Advies AG aan Hoge Raad: veroordeling van verdachte van liquidatie in IJsselstein in 2016 kan in stand blijven

8 maart 2022

Eerste zaak die aan de Hoge Raad wordt voorgelegd over de rechtmatigheid van gebruik voor het bewijs van zogenoemde Ennetcom-data uit versleutelde telefoons

De veroordeling van een verdachte wegens het medeplegen van de liquidatie van een man op 17 april 2016 in IJsselstein kan in stand blijven. Dat adviseert advocaat-generaal (AG) Harteveld de Hoge Raad in zijn conclusie van vandaag. Het gerechtshof gebruikte bij de veroordeling zogenoemde PGP-berichten van ontsleutelde Blackberry-telefoons van dienstverlener Ennetcom voor het bewijs.
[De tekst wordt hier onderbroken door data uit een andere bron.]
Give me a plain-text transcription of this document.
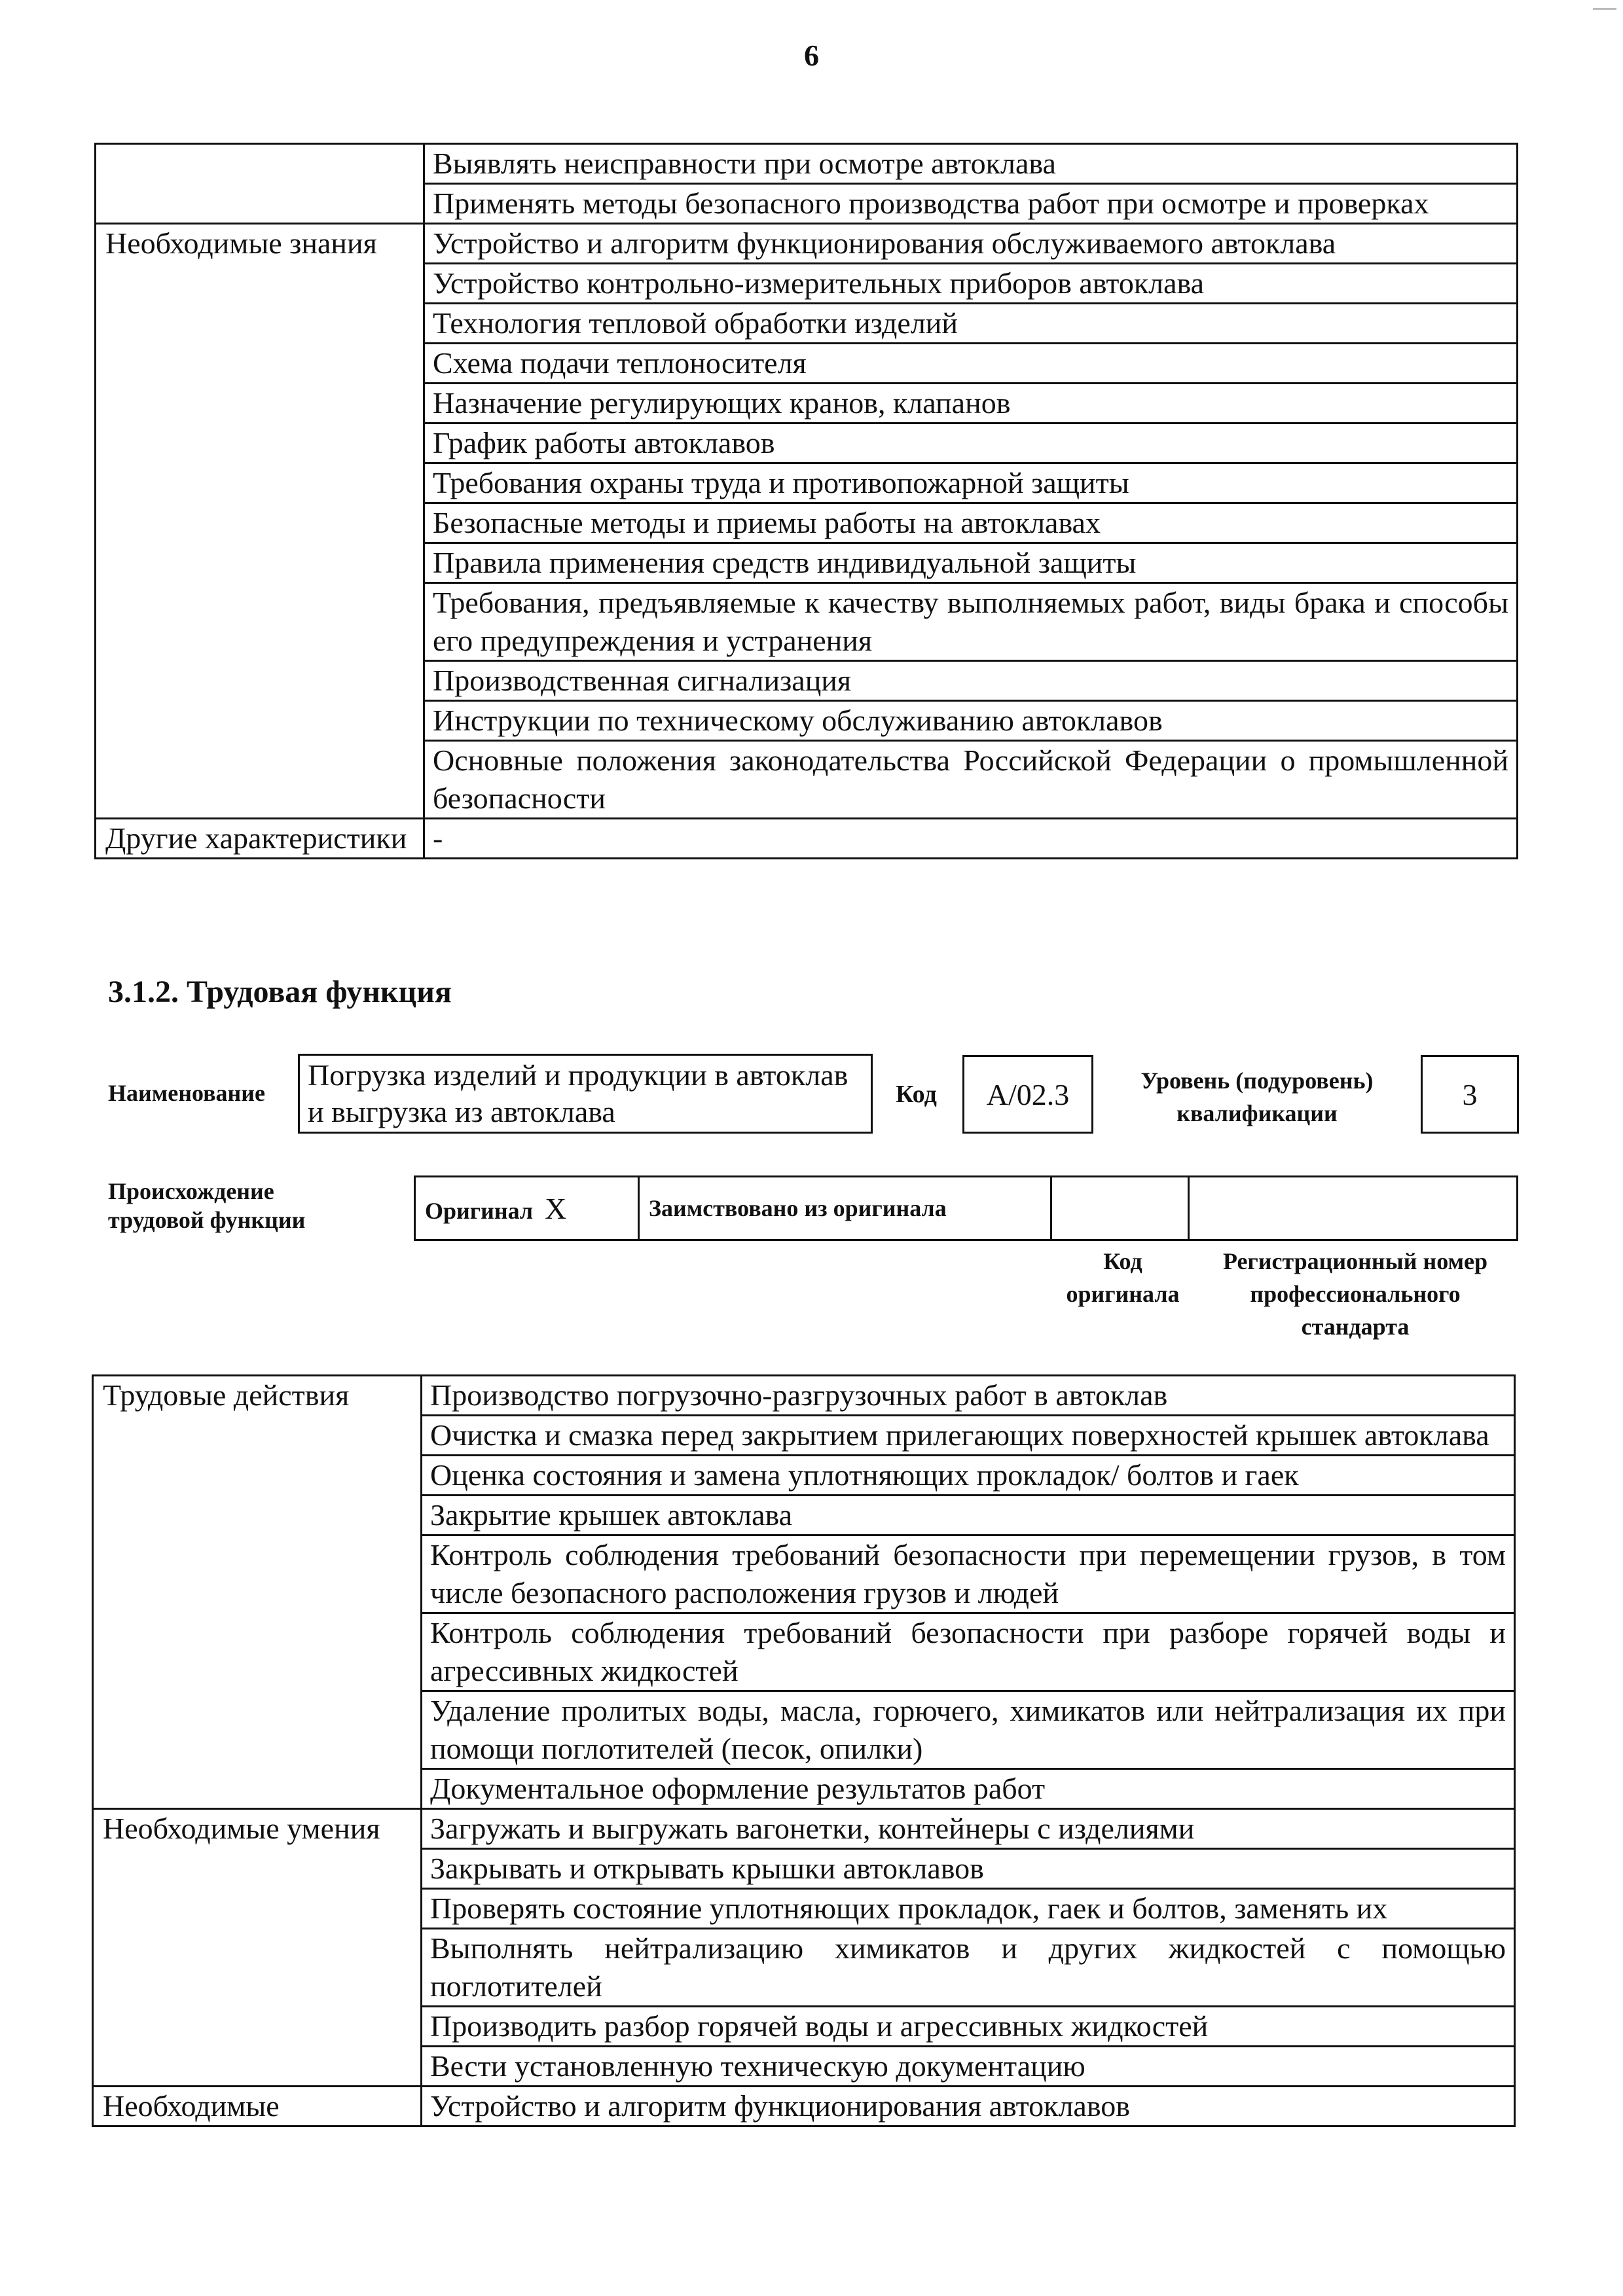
6
	Выявлять неисправности при осмотре автоклава
	Применять методы безопасного производства работ при осмотре и проверках
Необходимые знания	Устройство и алгоритм функционирования обслуживаемого автоклава
	Устройство контрольно-измерительных приборов автоклава
	Технология тепловой обработки изделий
	Схема подачи теплоносителя
	Назначение регулирующих кранов, клапанов
	График работы автоклавов
	Требования охраны труда и противопожарной защиты
	Безопасные методы и приемы работы на автоклавах
	Правила применения средств индивидуальной защиты
	Требования, предъявляемые к качеству выполняемых работ, виды брака и способы его предупреждения и устранения
	Производственная сигнализация
	Инструкции по техническому обслуживанию автоклавов
	Основные положения законодательства Российской Федерации о промышленной безопасности
Другие характеристики	-
3.1.2. Трудовая функция
Наименование
Погрузка изделий и продукции в автоклав и выгрузка из автоклава
Код	А/02.3	Уровень (подуровень) квалификации
3
Происхождение трудовой функции	Оригинал X	Заимствовано из оригинала		
Код оригинала
Регистрационный номер профессионального стандарта
Трудовые действия	Производство погрузочно-разгрузочных работ в автоклав
	Очистка и смазка перед закрытием прилегающих поверхностей крышек автоклава
	Оценка состояния и замена уплотняющих прокладок/ болтов и гаек
	Закрытие крышек автоклава
	Контроль соблюдения требований безопасности при перемещении грузов, в том числе безопасного расположения грузов и людей
	Контроль соблюдения требований безопасности при разборе горячей воды и агрессивных жидкостей
	Удаление пролитых воды, масла, горючего, химикатов или нейтрализация их при помощи поглотителей (песок, опилки)
	Документальное оформление результатов работ
Необходимые умения	Загружать и выгружать вагонетки, контейнеры с изделиями
	Закрывать и открывать крышки автоклавов
	Проверять состояние уплотняющих прокладок, гаек и болтов, заменять их
	Выполнять нейтрализацию химикатов и других жидкостей с помощью поглотителей
	Производить разбор горячей воды и агрессивных жидкостей
	Вести установленную техническую документацию
Необходимые	Устройство и алгоритм функционирования автоклавов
Deze zaak is de eerste zaak waar in cassatie de vraag aan de orde is of het gebruik voor het bewijs van deze ‘Ennetcomdata’ rechtmatig is.

De zaak

Op 17 april 2016 werd een man op klaarlichte dag geliquideerd, in een woonwijk in IJsselstein, terwijl zijn dochtertje naast hem in de auto zat. De verdachte werd in de nabijheid van de plaats delict aangehouden. Kort na zijn aanhouding werden BlackBerrytelefoons aangetroffen. De Blackberry 's waren omgebouwd en konden alleen PGP-berichten versturen. Ennetcom was de Nederlandse dienstverlener voor deze PGP-communicatie. PGP (pretty good privacy) is een dienst voor versleutelde communicatie.
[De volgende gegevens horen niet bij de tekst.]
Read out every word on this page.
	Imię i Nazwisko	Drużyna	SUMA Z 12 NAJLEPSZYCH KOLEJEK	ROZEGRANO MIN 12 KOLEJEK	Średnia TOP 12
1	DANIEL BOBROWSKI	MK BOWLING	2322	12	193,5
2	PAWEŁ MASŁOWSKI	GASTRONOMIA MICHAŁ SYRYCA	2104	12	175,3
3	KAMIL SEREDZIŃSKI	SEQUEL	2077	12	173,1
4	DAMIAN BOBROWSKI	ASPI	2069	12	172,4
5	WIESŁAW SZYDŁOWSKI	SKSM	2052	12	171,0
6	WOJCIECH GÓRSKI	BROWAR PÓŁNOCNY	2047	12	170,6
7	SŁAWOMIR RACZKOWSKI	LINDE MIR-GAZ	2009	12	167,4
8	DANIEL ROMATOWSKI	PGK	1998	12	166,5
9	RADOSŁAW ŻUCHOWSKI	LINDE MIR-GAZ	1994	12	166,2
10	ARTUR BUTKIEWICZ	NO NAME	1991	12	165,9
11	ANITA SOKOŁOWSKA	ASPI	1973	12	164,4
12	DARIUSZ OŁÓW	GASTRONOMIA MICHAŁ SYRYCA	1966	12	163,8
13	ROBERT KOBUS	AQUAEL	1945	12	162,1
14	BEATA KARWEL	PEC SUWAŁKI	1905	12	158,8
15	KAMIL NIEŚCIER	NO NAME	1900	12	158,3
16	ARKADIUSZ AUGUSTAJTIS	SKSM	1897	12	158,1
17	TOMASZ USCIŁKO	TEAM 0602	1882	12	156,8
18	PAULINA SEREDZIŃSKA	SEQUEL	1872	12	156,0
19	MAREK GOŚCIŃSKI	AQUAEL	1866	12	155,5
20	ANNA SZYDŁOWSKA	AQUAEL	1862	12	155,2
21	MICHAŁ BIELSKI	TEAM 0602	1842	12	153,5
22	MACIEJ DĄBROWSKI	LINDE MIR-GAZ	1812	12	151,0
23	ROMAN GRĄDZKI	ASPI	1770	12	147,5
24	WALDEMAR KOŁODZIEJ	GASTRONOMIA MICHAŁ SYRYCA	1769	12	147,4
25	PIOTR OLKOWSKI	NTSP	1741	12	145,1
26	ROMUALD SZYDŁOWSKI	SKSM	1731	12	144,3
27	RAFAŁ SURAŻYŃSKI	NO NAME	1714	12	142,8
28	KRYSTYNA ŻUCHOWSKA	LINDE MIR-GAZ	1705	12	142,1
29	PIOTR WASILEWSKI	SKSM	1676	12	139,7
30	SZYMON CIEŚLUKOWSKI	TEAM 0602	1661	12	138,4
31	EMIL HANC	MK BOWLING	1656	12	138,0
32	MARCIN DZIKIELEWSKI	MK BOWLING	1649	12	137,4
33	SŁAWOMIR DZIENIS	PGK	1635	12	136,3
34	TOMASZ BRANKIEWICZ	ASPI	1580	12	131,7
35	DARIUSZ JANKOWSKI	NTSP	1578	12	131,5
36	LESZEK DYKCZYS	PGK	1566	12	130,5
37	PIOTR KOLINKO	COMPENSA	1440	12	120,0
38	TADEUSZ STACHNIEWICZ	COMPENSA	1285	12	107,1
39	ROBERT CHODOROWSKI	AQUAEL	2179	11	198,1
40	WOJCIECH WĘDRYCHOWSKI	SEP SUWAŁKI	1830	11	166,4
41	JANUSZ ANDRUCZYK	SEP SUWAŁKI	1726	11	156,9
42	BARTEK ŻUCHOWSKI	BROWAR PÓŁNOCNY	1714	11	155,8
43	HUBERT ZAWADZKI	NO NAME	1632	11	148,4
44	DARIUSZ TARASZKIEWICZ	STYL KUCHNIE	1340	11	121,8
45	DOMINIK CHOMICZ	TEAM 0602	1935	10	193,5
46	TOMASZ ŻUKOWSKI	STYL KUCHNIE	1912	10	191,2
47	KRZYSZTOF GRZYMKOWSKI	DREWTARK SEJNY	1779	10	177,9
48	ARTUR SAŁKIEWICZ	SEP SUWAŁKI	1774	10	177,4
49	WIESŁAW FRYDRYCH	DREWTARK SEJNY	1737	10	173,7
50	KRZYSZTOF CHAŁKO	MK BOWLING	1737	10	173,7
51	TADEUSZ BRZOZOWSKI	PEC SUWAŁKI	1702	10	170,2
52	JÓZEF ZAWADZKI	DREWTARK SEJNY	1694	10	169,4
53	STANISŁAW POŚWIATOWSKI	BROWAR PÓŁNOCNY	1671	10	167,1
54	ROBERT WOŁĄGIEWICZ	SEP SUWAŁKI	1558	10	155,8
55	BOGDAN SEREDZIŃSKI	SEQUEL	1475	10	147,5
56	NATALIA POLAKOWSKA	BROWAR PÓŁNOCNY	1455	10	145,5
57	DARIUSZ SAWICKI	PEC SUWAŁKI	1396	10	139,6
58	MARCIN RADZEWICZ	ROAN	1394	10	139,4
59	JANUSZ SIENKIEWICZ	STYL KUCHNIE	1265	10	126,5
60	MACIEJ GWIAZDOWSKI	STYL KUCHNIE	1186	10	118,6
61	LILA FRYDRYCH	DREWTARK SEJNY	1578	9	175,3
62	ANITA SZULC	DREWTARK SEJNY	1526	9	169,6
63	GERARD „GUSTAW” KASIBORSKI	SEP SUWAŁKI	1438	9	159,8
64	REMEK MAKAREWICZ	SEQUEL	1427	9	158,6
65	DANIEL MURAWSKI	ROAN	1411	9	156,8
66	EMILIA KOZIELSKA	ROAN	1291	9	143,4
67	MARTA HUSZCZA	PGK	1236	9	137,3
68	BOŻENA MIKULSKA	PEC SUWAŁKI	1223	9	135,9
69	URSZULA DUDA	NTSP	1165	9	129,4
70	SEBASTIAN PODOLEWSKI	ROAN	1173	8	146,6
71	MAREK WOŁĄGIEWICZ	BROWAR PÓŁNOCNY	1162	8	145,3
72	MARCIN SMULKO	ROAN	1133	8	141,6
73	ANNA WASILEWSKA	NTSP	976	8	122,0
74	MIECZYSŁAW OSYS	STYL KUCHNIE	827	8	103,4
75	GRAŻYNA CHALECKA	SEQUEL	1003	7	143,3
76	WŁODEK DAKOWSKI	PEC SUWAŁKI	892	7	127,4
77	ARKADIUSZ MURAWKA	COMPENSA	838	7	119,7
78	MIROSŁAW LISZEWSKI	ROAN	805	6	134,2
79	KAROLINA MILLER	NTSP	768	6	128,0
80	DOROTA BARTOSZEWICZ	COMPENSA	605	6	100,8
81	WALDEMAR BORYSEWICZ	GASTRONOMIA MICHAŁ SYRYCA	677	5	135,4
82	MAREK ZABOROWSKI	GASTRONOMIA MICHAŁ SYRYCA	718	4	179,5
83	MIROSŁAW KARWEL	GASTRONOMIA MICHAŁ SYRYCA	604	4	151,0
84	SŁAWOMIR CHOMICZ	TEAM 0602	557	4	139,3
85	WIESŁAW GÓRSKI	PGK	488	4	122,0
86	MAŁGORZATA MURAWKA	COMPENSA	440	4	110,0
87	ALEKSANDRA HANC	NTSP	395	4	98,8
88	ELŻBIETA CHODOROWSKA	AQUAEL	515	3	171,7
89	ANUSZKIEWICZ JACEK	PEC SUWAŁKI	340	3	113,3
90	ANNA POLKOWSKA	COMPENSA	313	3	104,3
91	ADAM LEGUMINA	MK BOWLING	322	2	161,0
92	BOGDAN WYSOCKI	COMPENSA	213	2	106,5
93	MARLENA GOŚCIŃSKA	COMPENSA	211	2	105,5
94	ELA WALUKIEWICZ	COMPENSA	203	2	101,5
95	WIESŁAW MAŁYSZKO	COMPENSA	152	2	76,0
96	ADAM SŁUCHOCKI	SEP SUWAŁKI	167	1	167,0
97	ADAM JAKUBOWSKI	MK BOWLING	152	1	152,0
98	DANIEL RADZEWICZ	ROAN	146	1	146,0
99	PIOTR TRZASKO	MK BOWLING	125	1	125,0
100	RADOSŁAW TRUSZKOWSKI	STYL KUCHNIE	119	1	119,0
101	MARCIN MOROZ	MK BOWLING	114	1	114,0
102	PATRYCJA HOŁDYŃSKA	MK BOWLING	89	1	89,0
De rechtbank veroordeelde de verdachte en zijn medeverdachte tot gevangenisstraffen van 20 jaar. De rechtbank heeft bij de veroordelingen niet de Ennetcom-data kunnen betrekken omdat de inbeslaggenomen Blackberry-telefoons in die procedure nog niet konden worden ontsleuteld. In hoger beroep zijn de berichten wel ingebracht. Deze waren tijdens de beroepsprocedure aangetroffen op een inmiddels in beslag genomen server van Ennetcom in Canada. Deze inbeslagneming kon plaatsvinden na een rechtshulpverzoek aan Canada in andere onderzoeken maar de data zijn door het OM ook ingebracht in deze zaak. Het hof oordeelde mede op basis van deze Ennetcom-data dat verdachten de daders waren van de schietpartij. Het gerechtshof legde gevangenisstraffen van 22 jaar op. Tegen deze uitspraak van het gerechtshof stelde de verdachte beroep in cassatie in bij de Hoge Raad. De medeverdachte deed dat niet, zijn veroordeling is dan ook onherroepelijk.

Cassatie(middelen)

In cassatie staat de rechtmatigheid van het verkrijgen en voor het bewijs gebruiken van de Ennetcom-data centraal.

Advies AG

Er zijn door de verdediging onder meer cassatieklachten ingebracht over de rechtmatigheid van de inbeslagname van de data in Canada en de rechtmatigheid van het handelen van de rechter-commissaris in Nederland. De AG is van mening dat deze cassatieklachten niet slagen. De verkrijging van de data door de Canadese overheid en de overdracht aan Nederland waren in zijn visie rechtmatig en het hof heeft deze data in dit geval ook mogen gebruiken voor het bewijs. Verder is de verdediging het er niet mee eens dat zij geen inzage of afschriften hebben gekregen van alle Ennetcom-data. Volgens de AG is het niet verlenen van inzage in of afschrift van alle Ennetcom-data aan de verdediging niet onrechtmatig. De AG bespreekt in zijn advies op dit punt relevant (EHRM-)recht en oordeelt dat hieruit geen recht op kennisneming als door de verdediging is verzocht, kan worden afgeleid.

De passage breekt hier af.